C’e’ un’altra fantasticheria che merita di essere citata.
Non e’ affatto detto che una futura generazione di SLS in mano ai privati sarebbe molto simile all’attuale ne’ a quanto pianificato attualmente…
I primi Atlas degli anni '50 sono ben diversi dagli Atlas di oggi, non hanno nulla in comune a parte il nome.
Nel momento in cui dei privati avessero in carico la baracca potrebbero decidere di cambiare i motori, il propellente, il modo in cui vengono prodotti (e costano) i booster allo stato solido. Tutti gli attori coinvolti su SLS hanno altre tecnologie a disposizione verosimilmente meno costose in prospettiva.

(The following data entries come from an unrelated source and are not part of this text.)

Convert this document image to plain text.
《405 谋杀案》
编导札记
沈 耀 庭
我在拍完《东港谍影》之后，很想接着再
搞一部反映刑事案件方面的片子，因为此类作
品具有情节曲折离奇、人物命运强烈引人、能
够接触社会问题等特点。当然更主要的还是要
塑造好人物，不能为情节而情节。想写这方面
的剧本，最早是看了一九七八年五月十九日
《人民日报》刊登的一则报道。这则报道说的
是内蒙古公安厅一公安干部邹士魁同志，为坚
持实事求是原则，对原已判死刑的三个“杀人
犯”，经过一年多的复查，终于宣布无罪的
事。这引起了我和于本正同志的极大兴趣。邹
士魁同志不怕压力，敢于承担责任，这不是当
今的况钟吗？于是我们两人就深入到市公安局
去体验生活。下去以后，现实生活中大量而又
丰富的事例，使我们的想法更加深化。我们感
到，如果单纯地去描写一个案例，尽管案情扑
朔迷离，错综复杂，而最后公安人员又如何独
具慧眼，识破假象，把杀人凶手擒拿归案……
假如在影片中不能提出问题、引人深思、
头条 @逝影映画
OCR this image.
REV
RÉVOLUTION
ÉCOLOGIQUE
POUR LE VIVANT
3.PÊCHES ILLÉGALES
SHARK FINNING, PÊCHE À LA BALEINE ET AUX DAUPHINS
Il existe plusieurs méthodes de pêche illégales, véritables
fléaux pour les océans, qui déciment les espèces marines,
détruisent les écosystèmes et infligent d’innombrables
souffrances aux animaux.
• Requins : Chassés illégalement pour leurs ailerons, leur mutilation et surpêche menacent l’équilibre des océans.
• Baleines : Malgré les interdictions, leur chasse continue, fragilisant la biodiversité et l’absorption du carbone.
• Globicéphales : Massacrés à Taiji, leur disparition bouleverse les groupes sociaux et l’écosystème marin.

Magari si chiamera’ SLS ma avra’ motori a metano in comune con altri veicoli che possiamo immaginare e booster derivati dai defunti concetti dell’OmegA. E chi lo sa?
Comunque nel momento in cui gli stakeholder cambiano, e’ verosimile che cambino anche i razionali e le soluzioni scelte.
Magari riescono pure a farlo costare poco 
Ok, ho fantasticato un po’, e so bene che i lanciatori non sono lego, ma a volte negli anni cambiano gli stadi, i motori, il design, mantenendo il nome.